Task of saving Chapala’s historical archives falls to dedicated author

Zaida Cristina Reynoso has spent just shy of three years trying to bring order out of chaos as head honcho at Chapala’s municipal archives. When she took up the director’s job in October 2012, she was appalled to find a priceless collection of historical documents mixed up with mountains of government records, heaped together in total disarray.

She faced the arduous task of sorting through hundreds of cardboard boxes filled with papers, piles of maps and vintage photographs and plastic bags stuffed with miscellanea, steadily accumulated since the archive was founded in 2001.  Some of the folders were rotted from exposure to the elements, and the contents coated with mold.

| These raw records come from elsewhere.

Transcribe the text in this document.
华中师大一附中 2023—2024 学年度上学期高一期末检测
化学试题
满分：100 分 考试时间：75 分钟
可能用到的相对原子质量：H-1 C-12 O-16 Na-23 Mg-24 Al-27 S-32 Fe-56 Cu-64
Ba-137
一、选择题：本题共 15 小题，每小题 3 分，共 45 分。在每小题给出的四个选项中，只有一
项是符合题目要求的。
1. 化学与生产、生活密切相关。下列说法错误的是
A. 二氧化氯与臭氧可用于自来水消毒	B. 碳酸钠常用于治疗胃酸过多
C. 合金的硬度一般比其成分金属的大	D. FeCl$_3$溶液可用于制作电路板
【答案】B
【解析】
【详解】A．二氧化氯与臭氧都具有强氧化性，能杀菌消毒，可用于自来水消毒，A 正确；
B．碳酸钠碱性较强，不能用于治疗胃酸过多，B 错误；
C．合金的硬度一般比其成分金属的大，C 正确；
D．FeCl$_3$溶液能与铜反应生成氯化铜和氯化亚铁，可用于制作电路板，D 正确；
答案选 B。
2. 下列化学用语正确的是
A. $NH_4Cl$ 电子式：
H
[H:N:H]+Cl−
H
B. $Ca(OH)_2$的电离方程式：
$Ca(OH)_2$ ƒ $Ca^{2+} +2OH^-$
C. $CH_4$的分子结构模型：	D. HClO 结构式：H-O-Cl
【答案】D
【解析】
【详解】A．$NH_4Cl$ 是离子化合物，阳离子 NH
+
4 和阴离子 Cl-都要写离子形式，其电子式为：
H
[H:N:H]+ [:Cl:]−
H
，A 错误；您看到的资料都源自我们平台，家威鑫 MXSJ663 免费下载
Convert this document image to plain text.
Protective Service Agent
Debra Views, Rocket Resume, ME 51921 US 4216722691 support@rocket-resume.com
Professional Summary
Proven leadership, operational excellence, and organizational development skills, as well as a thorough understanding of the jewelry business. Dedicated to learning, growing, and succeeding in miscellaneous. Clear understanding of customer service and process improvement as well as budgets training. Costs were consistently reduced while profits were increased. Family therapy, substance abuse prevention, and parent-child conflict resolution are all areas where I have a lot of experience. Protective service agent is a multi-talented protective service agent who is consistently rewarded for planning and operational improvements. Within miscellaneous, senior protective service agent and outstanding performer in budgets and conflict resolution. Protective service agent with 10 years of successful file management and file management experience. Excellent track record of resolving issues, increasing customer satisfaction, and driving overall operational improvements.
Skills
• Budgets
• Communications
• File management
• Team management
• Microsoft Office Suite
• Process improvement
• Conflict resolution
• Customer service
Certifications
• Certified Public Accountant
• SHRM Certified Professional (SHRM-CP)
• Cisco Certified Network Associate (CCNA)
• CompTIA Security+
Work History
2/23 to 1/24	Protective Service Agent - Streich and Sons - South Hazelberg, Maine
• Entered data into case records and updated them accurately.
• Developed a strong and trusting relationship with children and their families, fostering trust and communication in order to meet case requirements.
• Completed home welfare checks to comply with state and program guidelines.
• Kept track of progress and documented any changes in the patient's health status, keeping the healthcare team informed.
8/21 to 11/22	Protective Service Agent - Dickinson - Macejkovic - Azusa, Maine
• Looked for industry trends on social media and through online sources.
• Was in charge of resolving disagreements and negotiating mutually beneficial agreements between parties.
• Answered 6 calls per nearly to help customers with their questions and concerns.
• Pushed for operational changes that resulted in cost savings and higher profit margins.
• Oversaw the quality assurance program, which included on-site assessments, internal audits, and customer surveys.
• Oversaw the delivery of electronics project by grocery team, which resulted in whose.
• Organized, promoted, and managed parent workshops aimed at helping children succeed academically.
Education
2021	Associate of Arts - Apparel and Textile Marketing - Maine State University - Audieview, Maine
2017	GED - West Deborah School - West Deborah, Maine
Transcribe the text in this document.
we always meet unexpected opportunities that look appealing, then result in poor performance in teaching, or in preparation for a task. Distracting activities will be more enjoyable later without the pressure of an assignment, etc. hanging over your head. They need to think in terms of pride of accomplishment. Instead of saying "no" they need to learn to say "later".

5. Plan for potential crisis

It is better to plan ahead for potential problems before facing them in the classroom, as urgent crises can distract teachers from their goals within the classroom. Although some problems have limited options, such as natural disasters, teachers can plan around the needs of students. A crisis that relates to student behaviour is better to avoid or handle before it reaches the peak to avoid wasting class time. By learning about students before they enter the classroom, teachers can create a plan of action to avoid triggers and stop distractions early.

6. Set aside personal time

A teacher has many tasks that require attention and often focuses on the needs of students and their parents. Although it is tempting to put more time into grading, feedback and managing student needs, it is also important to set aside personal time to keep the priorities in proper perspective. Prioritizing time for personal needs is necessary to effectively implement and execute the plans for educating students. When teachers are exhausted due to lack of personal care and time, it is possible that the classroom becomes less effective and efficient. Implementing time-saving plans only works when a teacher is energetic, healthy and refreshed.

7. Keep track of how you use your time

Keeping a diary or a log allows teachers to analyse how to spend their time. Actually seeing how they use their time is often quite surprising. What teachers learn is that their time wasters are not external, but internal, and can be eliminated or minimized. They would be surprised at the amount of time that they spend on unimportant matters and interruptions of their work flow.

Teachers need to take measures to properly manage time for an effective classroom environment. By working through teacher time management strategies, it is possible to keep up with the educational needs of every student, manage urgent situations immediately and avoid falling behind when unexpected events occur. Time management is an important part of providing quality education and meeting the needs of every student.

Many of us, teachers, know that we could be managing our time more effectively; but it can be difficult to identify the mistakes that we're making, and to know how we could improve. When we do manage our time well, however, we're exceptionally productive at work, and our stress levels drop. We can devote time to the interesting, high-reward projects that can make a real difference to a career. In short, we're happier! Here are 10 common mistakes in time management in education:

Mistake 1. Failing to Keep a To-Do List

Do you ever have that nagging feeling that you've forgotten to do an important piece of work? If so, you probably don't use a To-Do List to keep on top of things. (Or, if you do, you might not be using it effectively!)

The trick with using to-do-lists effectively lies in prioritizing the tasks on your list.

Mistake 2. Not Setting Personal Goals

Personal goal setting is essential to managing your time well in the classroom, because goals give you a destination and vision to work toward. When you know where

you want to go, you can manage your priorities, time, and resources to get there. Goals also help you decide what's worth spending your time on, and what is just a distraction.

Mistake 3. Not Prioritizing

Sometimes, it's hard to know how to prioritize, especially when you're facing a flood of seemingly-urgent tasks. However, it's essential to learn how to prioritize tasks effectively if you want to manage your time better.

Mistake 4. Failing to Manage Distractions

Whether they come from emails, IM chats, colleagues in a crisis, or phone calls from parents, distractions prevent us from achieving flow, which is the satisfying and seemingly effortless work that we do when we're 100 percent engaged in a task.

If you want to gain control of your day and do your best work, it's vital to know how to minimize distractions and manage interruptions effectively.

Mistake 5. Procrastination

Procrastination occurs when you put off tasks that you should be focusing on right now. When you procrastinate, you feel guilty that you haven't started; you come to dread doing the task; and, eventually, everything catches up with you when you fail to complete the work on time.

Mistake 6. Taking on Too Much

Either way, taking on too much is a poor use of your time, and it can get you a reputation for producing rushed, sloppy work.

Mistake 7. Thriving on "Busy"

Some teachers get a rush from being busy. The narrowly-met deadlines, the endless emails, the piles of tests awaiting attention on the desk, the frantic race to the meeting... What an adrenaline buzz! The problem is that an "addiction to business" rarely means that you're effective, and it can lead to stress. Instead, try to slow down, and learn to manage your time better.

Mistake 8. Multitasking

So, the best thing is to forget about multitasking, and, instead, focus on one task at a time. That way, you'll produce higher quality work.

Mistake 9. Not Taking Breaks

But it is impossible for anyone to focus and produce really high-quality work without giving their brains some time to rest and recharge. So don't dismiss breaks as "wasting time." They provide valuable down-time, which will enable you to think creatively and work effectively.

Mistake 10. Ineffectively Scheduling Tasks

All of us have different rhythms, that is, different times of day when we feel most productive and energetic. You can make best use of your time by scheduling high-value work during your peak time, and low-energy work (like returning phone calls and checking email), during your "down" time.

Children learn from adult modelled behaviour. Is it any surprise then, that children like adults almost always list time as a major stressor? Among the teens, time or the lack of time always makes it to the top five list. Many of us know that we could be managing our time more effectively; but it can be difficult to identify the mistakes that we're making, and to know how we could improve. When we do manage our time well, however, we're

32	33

Other materials had been torched, rendering them unidentifiable.  

And if getting it all sorted out wasn’t enough of a headache, a year into her job Reynoso was instructed to pack up everything and move to temporary housing in a back room of city hall while renovations to the archives office were getting under way. The project has yet to be completed. 

With the help of assistants Ana Luz Alcántar Medeles and Francisco Mendoza, Reynoso has managed to make big strides in organizing the archives, storing the collection of historical papers in 240 file containers and government records in 550 boxes, categorized by the corresponding decade. Eight packages of periodicals, 14 boxes of photographs, 17 cases of books and three bundles of maps have likewise been set aside. 

The staff’s most challenging and intriguing work has been the careful culling the oldest of the historical documents, dating back as far as 1828. Everything pertaining to the 19th century has been separated into chronological and geographical order. 

Papers from San Nicolás de Ibarra, Santa Cruz, Atotonilquillo, San Antonio Tlayacapan and the old Haciendas de la Labor and del Cuije have all been scanned in digital format and transcribed onto computer files, no small task considering that each of the crumbling hand-penned pieces was scrawled out in antiquated Spanish by early officials who for the most part were barely literate.

In the process, Reynoso compiled some of the most interesting and curious extracts for the publication of a collection entitled “Chapala Siglo XIX.  Volume One,” focusing on only San Nicolás, Santa Cruz and Hacienda de la Labor, that was released last February. Volume Two, dedicated to Atotonilquillo, San Antonio and Hacienda del Cuije, came off the presses this month.  An accomplished author in her own right, Reynoso pieced together the tidbits from yesteryear with her own complementary editorial notes for historical context and fuller comprehension. 

As her term of office rolls to an end, she has finished 50 percent of the scanning and transcription of documents from 19th century Ajijic, leaving the remainder and all of Chapala proper’s papers of the era as a mission for her successor. 

To prepare for the transition, Reynoso has already drawn up a seven-point list of pending matters for the archives, along with a suggestion for the permanent separation of historical documents from more current government paperwork.

Meanwhile, Mayor Joaquín Huerta has given his recommendation that the incoming administration keep her in charge, but it remains to be seen if she can be coaxed into accepting a repeat assignment. While advocating continuity in the preservation of Chapala’s historical patrimony, Reynoso is equally anxious to get back to polishing off several novels and other pursuits that she has kept on a back burner in the long months she has been buried in the dusty vestiges of the past.